A new book suggests that the incidence of type 1 diabetes is now increasing at a rate of 3 percent per year, putting it on par with the rise of type 2. That issue put forth in the book, "Diabetes Rising: How A Rare Disease Became A Modern Pandemic, And What To Do About It." by Dan Hurley, raises questions that perhaps everyone with type 1 desires to understand.
What is the cause of type 1?
Mr. Hurley's book states that the incidence of type 1 is now twice as high among children as it was in the 1980s and 10 to 20 times more common than 100 years ago, based on peer-reviewe research he used to write the new book from Kaplan Publishing.
We people with type 1 long have suspected genetics, possibly triggered by infection, environmental exposure or something else that occurs in lthe course of liife. That's to say, the cause remains one big mystery, although I always felt there was a genetic link, considering that my sister, Beth, also has type 1 diabetes.
We both developed it about the time of puberty.
Here are the theories that Mr. Hurley puts forth for your consideration.
1. The "accelerator hypothesis" that asserts that the rising weight and height of children over the past century has has accelerated the tendcy to develop type 1 by putting one's insulin producing beta cells under added stress.

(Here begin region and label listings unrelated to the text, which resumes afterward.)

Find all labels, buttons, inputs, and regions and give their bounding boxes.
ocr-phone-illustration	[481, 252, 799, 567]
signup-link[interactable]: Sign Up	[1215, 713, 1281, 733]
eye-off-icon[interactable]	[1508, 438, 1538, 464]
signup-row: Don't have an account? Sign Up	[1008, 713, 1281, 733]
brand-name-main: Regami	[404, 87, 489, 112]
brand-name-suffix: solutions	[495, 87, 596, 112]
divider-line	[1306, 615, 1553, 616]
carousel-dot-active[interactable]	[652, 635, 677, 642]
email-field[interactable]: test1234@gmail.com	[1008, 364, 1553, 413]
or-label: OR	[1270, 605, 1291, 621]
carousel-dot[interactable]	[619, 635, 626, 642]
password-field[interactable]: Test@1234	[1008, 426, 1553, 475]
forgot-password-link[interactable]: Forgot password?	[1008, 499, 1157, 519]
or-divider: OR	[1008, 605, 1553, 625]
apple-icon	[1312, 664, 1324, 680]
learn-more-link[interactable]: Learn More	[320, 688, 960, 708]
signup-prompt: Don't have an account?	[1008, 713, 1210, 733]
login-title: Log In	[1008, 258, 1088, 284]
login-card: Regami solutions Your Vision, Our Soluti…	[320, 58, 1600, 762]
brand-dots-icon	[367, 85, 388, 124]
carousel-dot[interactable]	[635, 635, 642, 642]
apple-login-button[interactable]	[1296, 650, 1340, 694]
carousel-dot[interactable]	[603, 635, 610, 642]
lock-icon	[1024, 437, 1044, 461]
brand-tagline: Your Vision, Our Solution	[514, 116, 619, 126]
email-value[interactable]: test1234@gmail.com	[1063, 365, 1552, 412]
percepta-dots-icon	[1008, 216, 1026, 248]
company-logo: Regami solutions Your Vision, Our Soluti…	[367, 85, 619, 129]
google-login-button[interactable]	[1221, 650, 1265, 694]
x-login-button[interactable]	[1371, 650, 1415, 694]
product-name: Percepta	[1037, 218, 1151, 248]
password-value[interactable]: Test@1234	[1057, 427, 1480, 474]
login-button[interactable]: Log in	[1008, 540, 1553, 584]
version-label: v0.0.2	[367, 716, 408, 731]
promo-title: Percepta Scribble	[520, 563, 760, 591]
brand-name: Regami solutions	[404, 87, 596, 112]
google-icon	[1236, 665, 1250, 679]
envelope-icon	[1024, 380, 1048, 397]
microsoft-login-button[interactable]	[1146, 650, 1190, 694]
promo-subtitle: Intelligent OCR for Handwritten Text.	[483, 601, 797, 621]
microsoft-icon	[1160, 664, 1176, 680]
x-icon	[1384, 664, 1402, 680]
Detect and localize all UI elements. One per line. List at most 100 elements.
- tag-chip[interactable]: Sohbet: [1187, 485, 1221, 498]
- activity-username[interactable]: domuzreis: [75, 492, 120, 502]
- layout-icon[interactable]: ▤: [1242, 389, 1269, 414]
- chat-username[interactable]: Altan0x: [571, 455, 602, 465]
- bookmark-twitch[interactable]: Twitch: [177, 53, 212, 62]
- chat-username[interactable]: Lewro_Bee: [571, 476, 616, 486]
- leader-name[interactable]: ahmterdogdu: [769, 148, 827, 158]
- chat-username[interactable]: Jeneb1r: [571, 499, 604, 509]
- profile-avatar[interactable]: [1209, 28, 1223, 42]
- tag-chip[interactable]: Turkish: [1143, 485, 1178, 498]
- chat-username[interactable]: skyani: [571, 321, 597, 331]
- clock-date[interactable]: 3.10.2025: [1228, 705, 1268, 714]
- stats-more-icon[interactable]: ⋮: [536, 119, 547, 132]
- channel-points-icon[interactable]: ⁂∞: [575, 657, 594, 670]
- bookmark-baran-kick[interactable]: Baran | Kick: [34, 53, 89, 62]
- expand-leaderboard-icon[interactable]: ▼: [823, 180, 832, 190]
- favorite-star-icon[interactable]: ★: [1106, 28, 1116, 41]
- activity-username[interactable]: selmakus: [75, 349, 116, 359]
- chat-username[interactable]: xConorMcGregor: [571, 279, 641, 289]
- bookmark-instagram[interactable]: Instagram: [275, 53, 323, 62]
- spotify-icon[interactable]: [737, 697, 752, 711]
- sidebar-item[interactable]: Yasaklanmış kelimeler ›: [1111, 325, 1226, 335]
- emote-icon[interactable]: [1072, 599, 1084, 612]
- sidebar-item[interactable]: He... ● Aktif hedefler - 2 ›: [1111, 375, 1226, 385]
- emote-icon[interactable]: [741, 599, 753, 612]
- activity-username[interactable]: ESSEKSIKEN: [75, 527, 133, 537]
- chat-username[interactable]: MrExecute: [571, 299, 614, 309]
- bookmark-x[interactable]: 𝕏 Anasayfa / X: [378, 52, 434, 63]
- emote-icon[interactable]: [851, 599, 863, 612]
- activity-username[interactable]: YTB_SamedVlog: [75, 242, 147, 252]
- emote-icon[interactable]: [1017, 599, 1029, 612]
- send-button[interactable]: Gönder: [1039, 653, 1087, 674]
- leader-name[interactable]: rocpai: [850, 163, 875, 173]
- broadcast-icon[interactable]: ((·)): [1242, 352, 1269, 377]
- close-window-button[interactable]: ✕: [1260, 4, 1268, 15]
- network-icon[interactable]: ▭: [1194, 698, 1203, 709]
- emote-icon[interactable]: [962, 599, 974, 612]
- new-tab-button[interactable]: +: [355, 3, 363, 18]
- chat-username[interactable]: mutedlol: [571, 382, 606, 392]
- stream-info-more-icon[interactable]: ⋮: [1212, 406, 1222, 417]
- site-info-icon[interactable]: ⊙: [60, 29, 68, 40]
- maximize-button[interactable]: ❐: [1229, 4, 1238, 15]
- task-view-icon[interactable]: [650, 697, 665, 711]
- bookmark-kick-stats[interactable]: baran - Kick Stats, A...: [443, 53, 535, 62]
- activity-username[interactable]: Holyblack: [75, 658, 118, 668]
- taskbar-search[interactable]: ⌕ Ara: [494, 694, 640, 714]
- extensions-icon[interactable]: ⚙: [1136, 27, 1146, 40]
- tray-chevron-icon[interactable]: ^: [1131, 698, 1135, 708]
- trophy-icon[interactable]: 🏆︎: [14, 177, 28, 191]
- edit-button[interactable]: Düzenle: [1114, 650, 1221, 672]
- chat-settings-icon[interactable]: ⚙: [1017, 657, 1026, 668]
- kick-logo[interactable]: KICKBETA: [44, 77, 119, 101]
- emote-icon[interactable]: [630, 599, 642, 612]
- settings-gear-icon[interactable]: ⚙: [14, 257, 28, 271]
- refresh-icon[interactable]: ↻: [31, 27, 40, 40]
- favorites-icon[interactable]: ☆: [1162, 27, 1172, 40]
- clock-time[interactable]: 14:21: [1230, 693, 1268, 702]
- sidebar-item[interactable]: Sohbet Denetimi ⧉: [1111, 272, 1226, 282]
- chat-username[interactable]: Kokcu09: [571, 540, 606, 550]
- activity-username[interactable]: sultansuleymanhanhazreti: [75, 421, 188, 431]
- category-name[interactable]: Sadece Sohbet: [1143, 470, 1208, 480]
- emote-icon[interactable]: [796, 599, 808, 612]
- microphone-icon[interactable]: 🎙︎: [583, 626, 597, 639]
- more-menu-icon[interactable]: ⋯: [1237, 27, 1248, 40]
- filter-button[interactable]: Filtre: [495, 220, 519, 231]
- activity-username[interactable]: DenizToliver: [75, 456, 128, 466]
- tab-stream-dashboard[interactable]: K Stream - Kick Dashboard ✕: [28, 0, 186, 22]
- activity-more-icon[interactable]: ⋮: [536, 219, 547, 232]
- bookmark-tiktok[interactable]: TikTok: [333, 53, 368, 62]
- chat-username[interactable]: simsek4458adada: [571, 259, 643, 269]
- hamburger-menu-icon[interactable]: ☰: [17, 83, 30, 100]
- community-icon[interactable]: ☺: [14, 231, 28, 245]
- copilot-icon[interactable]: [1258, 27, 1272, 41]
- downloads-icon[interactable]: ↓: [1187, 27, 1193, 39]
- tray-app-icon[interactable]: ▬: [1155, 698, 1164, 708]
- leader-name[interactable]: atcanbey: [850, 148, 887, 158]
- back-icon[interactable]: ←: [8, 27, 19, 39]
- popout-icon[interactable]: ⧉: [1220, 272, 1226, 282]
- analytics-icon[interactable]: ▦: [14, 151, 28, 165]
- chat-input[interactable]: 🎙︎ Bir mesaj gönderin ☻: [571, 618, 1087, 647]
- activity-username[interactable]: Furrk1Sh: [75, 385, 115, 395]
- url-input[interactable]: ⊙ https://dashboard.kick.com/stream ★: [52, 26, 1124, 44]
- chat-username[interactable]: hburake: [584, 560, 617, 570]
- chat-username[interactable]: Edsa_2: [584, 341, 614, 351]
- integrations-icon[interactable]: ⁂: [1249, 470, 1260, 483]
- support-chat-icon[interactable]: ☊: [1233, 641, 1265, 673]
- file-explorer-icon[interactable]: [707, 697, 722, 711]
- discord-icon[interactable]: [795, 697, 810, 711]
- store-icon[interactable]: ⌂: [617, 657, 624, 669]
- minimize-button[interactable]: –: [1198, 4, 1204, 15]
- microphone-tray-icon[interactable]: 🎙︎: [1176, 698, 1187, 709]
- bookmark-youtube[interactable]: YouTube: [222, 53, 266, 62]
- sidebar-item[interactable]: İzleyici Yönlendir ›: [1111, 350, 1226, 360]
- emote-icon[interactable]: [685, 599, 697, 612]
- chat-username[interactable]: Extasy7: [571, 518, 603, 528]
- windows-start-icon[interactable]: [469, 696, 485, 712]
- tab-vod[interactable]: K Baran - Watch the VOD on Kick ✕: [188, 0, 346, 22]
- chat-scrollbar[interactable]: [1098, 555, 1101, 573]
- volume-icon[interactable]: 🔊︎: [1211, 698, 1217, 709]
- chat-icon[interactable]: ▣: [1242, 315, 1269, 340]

2/ The "sunshine hypothesis" that holds that increased time spent indoors reduced children's exposure to sunlight, reducing levels of vitamin D, and increasing the risk of type 1.
3. The "hygience hypothesis" which holds that lack of exposure to once-prevalent pathogens results in autoimmune hypersensitivity, leading to destruction of the body's insulin-producing beta cells by rogue white blood cells.
4. The "cow's milk hypothesis," which holds that exposure to cow's milk in infnt formula during the first six months of life wreaks havoc on the Immune system and increases the risk of later devellopment of type 1.
5. The "POP hypothesis," which holds that exposure to persistent organic pollutants increases the risk of both types of diabetes.
So what are we to think of these theories. Well, I havle my doubts about a few of them, based on my own childhood. I spent six months a years in the sun, and the onset of my type 1 occurred after a vacation to Virginia Beach in 1966 after being badly sunburned.
I also spent consierable time in public shool and with every snot-nosed friend. I had all the childhood disease, measles and mumps includes. When one friend got sick, we all got sick. So I don't think I lacked exposure to germs. I was not overweight, so I doubt that my size put pressure on my beta cells.
I was allergic to milk as a kid, but my mother put me on soy milk. I also spent considerable time in my father's feedmill for the two summers prior to being diagnosed, which had lots of dust, fertilizers, lime and other things that could have exposed me to enough pollutants to bring on diabetes. But then how does one explain my sister's diagnosis when she never went into the feed mill.
So none of the theories necessary convince me, and I think it might be a combination of a number of things that bring on type 1.
It would be interesting if they did figure out what causes type 1. I still think it had to do with a virus that triggers it in people who already are predisposed or have a genetic tendency to develop it. Still, it is interesting to note that the incidence of diabetes is growing, so perhaps there is some environmental trigger. Let's hope that Mr. Hurley's work ignites more interest and brings about more research on type 1, which often is the forgotten form of diabetes. Type 2 is more common, but I would argue, with plenty of evidence supporting my argument, that type 1 is more difficult to control and something that demands more research.
Of course, I have it, so I think more people should work to understand it and cure it.